Szczecinecka reklama też ma swoją historię

  • Aktualności
Miasto z Wizją / 14.10.2016 / Komentarze
Nietypowa wystawa w Muzeum Regionalnym

Choć często ich nie zauważamy lub nie zwracamy na nich uwagi, obecnie reklamy towarzyszą nam praktycznie każdego dnia – upchnięte do skrzynek, za wycieraczkę auta, wciskane nam do ręki, umieszczane na wielu elewacjach, pojawiające się masowo w telewizji, internecie czy radio. Nastawieni na zysk przedsiębiorcy wciąż poszukują nowych metod, zatrudniając niekiedy sztab marketingowców, aby skusić nas na zakup swojego produktu. A jak to wyglądało jeszcze kilkadziesiąt lat temu? Najlepszym sposobem, aby się o tym przekonać, jest wizyta w szczecineckim Muzeum Regionalnym. Tu w czwartkowe (13.10) popołudnie miał miejsce wernisaż wystawy zatytułowanej „Reklama dźwignią handlu”.

- To coś, czego do tej pory chyba nie pokazywaliśmy, mimo iż w zdecydowanej większości zbiory, które prezentujemy na tej wystawie, to nasze własne zbiory, które latami gromadziliśmy dzięki darczyńcom i które dzięki różnym zabiegom znalazły się w naszym magazynie – mówi Ireneusz Markanicz, dyrektor muzeum. - „Reklama dźwignią handlu” jest takim ogólnym sformułowaniem tego, co prezentujemy na wystawie. Rzeczywiście ta reklama jest tutaj prezentowana w różnym kontekście. To nie tylko reklama jakiegoś biznesu, jakiejś działalności gospodarczej, handlowej i usługowej, ale to również czasami reklama samego miasta. Pokazujemy rzeczy związane ze Szczecinkiem oraz z Neustettin, czyli z naszym miastem jeszcze z czasów przedwojnia.
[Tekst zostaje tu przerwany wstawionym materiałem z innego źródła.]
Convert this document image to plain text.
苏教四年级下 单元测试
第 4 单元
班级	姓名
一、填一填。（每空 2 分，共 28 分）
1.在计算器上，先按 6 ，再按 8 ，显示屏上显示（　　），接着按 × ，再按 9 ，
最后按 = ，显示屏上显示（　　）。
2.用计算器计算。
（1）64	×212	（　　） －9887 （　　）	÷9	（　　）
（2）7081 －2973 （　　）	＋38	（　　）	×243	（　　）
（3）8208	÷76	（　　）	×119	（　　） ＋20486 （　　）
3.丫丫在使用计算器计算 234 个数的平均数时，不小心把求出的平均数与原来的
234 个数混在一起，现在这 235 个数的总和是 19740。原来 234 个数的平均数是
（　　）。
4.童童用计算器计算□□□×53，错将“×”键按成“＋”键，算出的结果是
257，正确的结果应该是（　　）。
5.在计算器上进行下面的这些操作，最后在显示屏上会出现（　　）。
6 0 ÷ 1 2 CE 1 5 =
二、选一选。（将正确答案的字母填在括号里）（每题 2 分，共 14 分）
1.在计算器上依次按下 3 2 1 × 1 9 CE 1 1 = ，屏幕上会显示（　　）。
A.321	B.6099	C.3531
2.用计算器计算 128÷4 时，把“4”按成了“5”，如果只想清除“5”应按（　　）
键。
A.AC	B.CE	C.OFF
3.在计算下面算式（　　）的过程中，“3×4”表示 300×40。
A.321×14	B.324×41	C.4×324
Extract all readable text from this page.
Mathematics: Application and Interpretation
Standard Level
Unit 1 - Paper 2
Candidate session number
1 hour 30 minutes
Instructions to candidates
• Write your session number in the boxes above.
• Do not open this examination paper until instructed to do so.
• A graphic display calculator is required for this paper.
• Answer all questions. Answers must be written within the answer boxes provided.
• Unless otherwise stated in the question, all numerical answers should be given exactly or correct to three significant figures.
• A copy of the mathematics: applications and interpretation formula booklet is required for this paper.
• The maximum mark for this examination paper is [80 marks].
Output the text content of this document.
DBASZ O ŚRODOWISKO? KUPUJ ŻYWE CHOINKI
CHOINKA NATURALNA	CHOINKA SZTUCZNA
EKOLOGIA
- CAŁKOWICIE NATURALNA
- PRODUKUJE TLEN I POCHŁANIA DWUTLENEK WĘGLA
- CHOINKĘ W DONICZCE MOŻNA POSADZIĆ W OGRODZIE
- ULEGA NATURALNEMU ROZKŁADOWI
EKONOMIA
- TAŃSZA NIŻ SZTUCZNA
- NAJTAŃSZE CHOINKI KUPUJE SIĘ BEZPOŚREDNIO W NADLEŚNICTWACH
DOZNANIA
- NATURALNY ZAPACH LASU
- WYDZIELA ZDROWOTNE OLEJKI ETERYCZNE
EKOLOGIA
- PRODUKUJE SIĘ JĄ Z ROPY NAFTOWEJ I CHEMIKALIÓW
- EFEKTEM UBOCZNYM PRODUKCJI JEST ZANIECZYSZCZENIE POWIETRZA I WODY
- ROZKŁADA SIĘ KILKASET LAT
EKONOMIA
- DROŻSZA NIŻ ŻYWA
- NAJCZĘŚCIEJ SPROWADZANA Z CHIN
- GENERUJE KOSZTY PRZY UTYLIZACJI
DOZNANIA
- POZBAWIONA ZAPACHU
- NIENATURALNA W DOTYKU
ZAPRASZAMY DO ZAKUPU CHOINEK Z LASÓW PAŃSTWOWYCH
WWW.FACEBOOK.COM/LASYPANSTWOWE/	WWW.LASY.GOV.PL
- Większość obiektów pochodzi z naszych zbiorów. I jeżeli nawet te eksponaty nie pochodzą z firm, które w Szczecinku funkcjonowały, to należały one do mieszkańców. Były to rzeczy, których mieszkańcy używali – dodaje Anna Dymna, kurator ekspozycji. - Mamy tu np. różnego rodzaju gadżety reklamowe z 1650-lecia miasta czy foldery reklamujące samo miasto. Ale mamy też szyldy, piękne pomimo tego, że niektóre są dosyć zniszczone. One świetnie obrazują to, jak ta reklama przez lata się zmieniała. Niektóre z eksponatów prezentujemy w inny sposób np. odwrócone do góry nogami czy tył naprzód, ponieważ czasami te znaczki reklamowe były umieszczane gdzieś z tyłu lub z boku, dlatego są one nieco inaczej wyeksponowane po to, żeby pokazać, w jaki sposób kiedyś używano różnych trików marketingowych.

Przygotowanie powyższej wystawy było możliwie nie tylko za sprawą będących w posiadaniu muzeum zbiorów, ale także dzięki uprzejmości mieszkańców, którzy posiadają tego typu pamiątki w swoich domowych kolekcjach. Tym samym na potrzeby wystawy eksponatów użyczyli m.in. Łukasz Chmielewski, Kazimiera Gabalis, Iwona Kwiecień, Sebastian Lewczuk, Maciej Makselon, Anna Malinowska, Stanisław Malinowski, Marcin Możejko oraz Roman Piotrowski. Całość została także uzupełniona fotografiami Metodego Metkowskiego, którego prace na rzecz szczecineckiego muzeum przekazała jakiś czas temu jego żona - Irena Metkowska.

- Chcemy, aby ta wystawa żyła i ewoluowała Apel. Być może macie państwo w swoich domach coś ciekawego, co obrazuje historię szczecineckiego handlu, nie tylko tego przedwojennego, ale również powojennego i zechcielibyście nam je użyczyć na czas wystawy. Co ciekawe z tymi rzeczami powojennymi mieliśmy dużo większy problem. Jest tu jeszcze trochę miejsca i moglibyśmy trochę tych eksponatów dołożyć – zwraca się z prośbą do mieszkańców dyrektor muzeum.

Wystawę można oglądać do 27 listopada.